Hellooooooooo people.......... 

These work very well!


----------



## Julie

ibglowin said:


> Hellooooooooo people..........
> 
> These work very well!



Mike you don't understand, when Dan sees anyone put on gloves he gets scared,


----------



## Runningwolf

Mike you're such a woose or you spend too much time with the Dr.


----------



## PCharles

*Bend Over Please*

Darn, I thought I was going to get my prostate examined. Yikes!!!


----------



## ibglowin

I think I just saw Dan cross his legs and squeeze his (as Forrest Gump would say) buttocks! 

Me the woos, no way Jose'


----------



## grapeman

You just can't "get into" what you are doing with gloves on, not to mention I just don't like vinyl gloves and the latex ones I am allergic to. I constantly need to monitor all sorts of doctors, nurses and dentists to make sure they don't use latex on me. I first discoverd the latex allergy in my teens when I first started to use "protection". I would swell all up and get a horrid rash- and no, it wasn't a cheap hooker, it was my wife. Admittedly the swelling could be explained away......................................


----------



## Larryh86GT

Are you talking about when the Dr. still has both hands on your hips?


----------



## Rocky

Quoting Grapeman: "I first discoverd the latex allergy in my teens when I first started to use "protection". I would swell all up and get a horrid rash- and no, it wasn't a cheap hooker, it was my wife. Admittedly the swelling could be explained away."

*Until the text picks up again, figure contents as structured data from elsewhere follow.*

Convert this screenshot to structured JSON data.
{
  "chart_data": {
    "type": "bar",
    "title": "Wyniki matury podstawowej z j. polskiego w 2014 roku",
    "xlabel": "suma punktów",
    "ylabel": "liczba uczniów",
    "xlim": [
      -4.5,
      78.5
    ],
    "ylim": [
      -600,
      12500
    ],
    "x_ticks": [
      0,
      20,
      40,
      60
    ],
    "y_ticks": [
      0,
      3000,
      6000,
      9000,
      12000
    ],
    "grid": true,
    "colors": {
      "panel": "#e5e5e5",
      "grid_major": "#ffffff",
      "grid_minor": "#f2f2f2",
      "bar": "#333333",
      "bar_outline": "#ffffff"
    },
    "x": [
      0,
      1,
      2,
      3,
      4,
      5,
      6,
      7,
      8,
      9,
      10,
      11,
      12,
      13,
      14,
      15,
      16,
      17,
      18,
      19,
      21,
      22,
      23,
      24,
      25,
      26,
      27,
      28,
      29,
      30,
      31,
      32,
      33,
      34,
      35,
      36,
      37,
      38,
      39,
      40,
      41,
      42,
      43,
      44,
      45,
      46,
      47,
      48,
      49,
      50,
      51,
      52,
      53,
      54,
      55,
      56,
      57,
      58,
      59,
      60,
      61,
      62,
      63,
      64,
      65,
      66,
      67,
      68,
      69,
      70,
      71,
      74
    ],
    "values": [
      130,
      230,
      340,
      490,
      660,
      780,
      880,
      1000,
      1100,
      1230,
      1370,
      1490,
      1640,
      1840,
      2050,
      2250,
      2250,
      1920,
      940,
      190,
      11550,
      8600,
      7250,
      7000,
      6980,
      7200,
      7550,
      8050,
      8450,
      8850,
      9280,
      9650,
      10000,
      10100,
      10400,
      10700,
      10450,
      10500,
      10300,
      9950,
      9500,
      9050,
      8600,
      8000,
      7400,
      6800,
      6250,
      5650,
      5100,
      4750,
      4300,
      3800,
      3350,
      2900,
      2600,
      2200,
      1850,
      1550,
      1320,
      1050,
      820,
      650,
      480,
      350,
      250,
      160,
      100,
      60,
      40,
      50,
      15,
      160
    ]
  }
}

...not to mention, appreciated!


----------



## AlFulchino

too much information


----------



## Boyd

ibglowin said:


> Hellooooooooo people..........
> 
> These work very well!



And they are cheap besides.


----------



## Runningwolf

In the winery the gloves just would not hold up while crushing and pressing. As a side note my hands are full of chemical burns right now and it was gloves that lead to it. I would where them when foaming down tanks and equipment to sanitize them with a bleech based chemical. The gloves would hold the chemical inside making it worse. Now I just apply the foam and rinse my hands off afterwards with no problems.

If I was using something more dangerous like caustic soda. gloves is a must as well as other precautions.


----------



## FTC Wines

Does the white wine "take out" the staining, or do you drink it so you"don't see' the staining. just curious. Roy


----------



## AlFulchino

i was referring to already stained hands from red wine...if you press w white wine after doing the reds, your hands are cleaned while you work


----------



## tjbryner

Not sure if it will work for wine stains, But it did help big time on the my walnut stained hands. I just applied it to my hands dry and rubbed it in for a few min's and rinsed it off. Took off about half the stain the 1st time then it took afew more days of it to be back to normal.

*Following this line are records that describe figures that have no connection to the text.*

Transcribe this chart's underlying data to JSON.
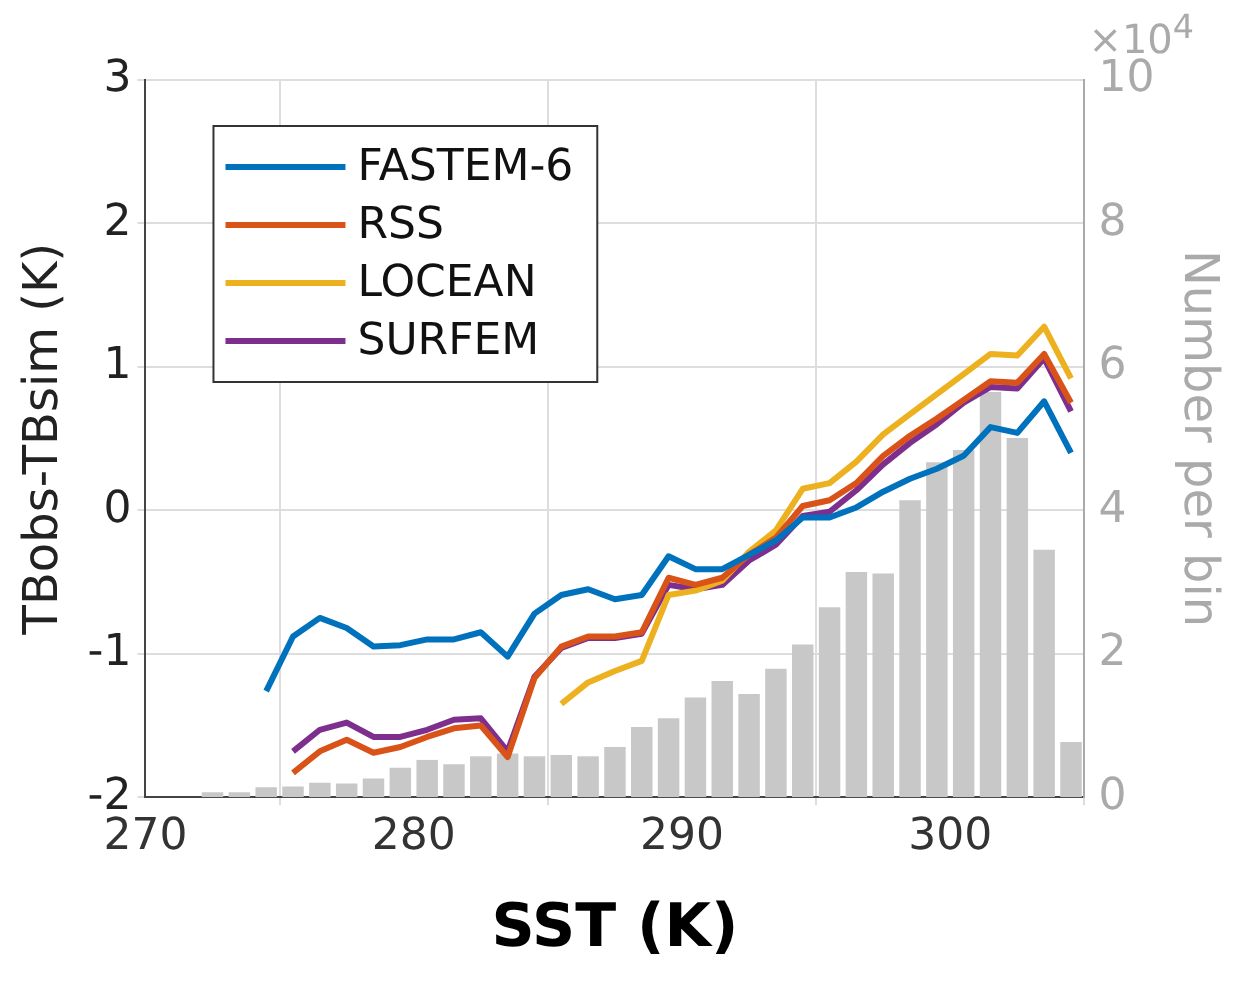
{
  "chart_data": {
    "type": "line",
    "xlabel": "SST (K)",
    "ylabel": "TBobs-TBsim (K)",
    "y2label": "Number per bin",
    "annotations": [
      "×10$^{4}$"
    ],
    "xlim": [
      270,
      305
    ],
    "xticks": [
      270,
      280,
      290,
      300
    ],
    "ylim": [
      -2,
      3
    ],
    "yticks": [
      -2,
      -1,
      0,
      1,
      2,
      3
    ],
    "y2lim": [
      0,
      10
    ],
    "y2ticks": [
      0,
      2,
      4,
      6,
      8,
      10
    ],
    "grid": true,
    "legend": "top left",
    "series": [
      {
        "type": "bar",
        "axis": "y2",
        "color": "#c8c8c8",
        "x": [
          272.5,
          273.5,
          274.5,
          275.5,
          276.5,
          277.5,
          278.5,
          279.5,
          280.5,
          281.5,
          282.5,
          283.5,
          284.5,
          285.5,
          286.5,
          287.5,
          288.5,
          289.5,
          290.5,
          291.5,
          292.5,
          293.5,
          294.5,
          295.5,
          296.5,
          297.5,
          298.5,
          299.5,
          300.5,
          301.5,
          302.5,
          303.5,
          304.5
        ],
        "values": [
          0.07,
          0.07,
          0.14,
          0.15,
          0.2,
          0.19,
          0.26,
          0.41,
          0.52,
          0.46,
          0.57,
          0.61,
          0.57,
          0.59,
          0.57,
          0.7,
          0.98,
          1.1,
          1.39,
          1.62,
          1.44,
          1.79,
          2.13,
          2.65,
          3.14,
          3.12,
          4.14,
          4.67,
          4.84,
          5.65,
          5.01,
          3.45,
          0.77
        ]
      },
      {
        "name": "FASTEM-6",
        "color": "#0072bd",
        "x": [
          274.5,
          275.5,
          276.5,
          277.5,
          278.5,
          279.5,
          280.5,
          281.5,
          282.5,
          283.5,
          284.5,
          285.5,
          286.5,
          287.5,
          288.5,
          289.5,
          290.5,
          291.5,
          292.5,
          293.5,
          294.5,
          295.5,
          296.5,
          297.5,
          298.5,
          299.5,
          300.5,
          301.5,
          302.5,
          303.5,
          304.5
        ],
        "values": [
          -1.26,
          -0.88,
          -0.75,
          -0.82,
          -0.95,
          -0.94,
          -0.9,
          -0.9,
          -0.85,
          -1.02,
          -0.72,
          -0.59,
          -0.55,
          -0.62,
          -0.59,
          -0.32,
          -0.41,
          -0.41,
          -0.31,
          -0.21,
          -0.05,
          -0.05,
          0.02,
          0.13,
          0.22,
          0.29,
          0.38,
          0.58,
          0.54,
          0.76,
          0.4
        ]
      },
      {
        "name": "RSS",
        "color": "#d95319",
        "x": [
          275.5,
          276.5,
          277.5,
          278.5,
          279.5,
          280.5,
          281.5,
          282.5,
          283.5,
          284.5,
          285.5,
          286.5,
          287.5,
          288.5,
          289.5,
          290.5,
          291.5,
          292.5,
          293.5,
          294.5,
          295.5,
          296.5,
          297.5,
          298.5,
          299.5,
          300.5,
          301.5,
          302.5,
          303.5,
          304.5
        ],
        "values": [
          -1.83,
          -1.68,
          -1.6,
          -1.69,
          -1.65,
          -1.58,
          -1.52,
          -1.5,
          -1.72,
          -1.17,
          -0.95,
          -0.88,
          -0.88,
          -0.85,
          -0.47,
          -0.52,
          -0.47,
          -0.31,
          -0.19,
          0.03,
          0.07,
          0.19,
          0.38,
          0.52,
          0.64,
          0.77,
          0.9,
          0.89,
          1.09,
          0.75
        ]
      },
      {
        "name": "LOCEAN",
        "color": "#edb120",
        "x": [
          285.5,
          286.5,
          287.5,
          288.5,
          289.5,
          290.5,
          291.5,
          292.5,
          293.5,
          294.5,
          295.5,
          296.5,
          297.5,
          298.5,
          299.5,
          300.5,
          301.5,
          302.5,
          303.5,
          304.5
        ],
        "values": [
          -1.35,
          -1.2,
          -1.12,
          -1.05,
          -0.59,
          -0.56,
          -0.49,
          -0.29,
          -0.14,
          0.15,
          0.19,
          0.34,
          0.53,
          0.67,
          0.81,
          0.95,
          1.09,
          1.08,
          1.28,
          0.92
        ]
      },
      {
        "name": "SURFEM",
        "color": "#7e2f8e",
        "x": [
          275.5,
          276.5,
          277.5,
          278.5,
          279.5,
          280.5,
          281.5,
          282.5,
          283.5,
          284.5,
          285.5,
          286.5,
          287.5,
          288.5,
          289.5,
          290.5,
          291.5,
          292.5,
          293.5,
          294.5,
          295.5,
          296.5,
          297.5,
          298.5,
          299.5,
          300.5,
          301.5,
          302.5,
          303.5,
          304.5
        ],
        "values": [
          -1.68,
          -1.53,
          -1.48,
          -1.58,
          -1.58,
          -1.53,
          -1.46,
          -1.45,
          -1.68,
          -1.16,
          -0.96,
          -0.89,
          -0.89,
          -0.86,
          -0.52,
          -0.55,
          -0.52,
          -0.35,
          -0.24,
          -0.04,
          -0.01,
          0.14,
          0.32,
          0.47,
          0.6,
          0.75,
          0.86,
          0.85,
          1.06,
          0.69
        ]
      }
    ]
  }
}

http://e-zcleaners.com/pinacle/e-z-clean/16-oz.-all-purpose-hand-cleaner-with-pumice/






I can't remember were I picked it up... Maybe Tractor supply or advance auto...


----------



## djrockinsteve

Another idea is to put a small amount of vaseline on your hands and rub it in. The vaseline will fill in the pores of your skin and make it easier to clean.

No jokes Dan!


----------



## Runningwolf

djrockinsteve said:


> Another idea is to put a small amount of vaseline on your hands and rub it in. The vaseline will fill in the pores of your skin and make it easier to clean.
> 
> No jokes Dan!



Steve is that before of after working with the grapes. We use to do something like that before spray painting to make clean up easier.


----------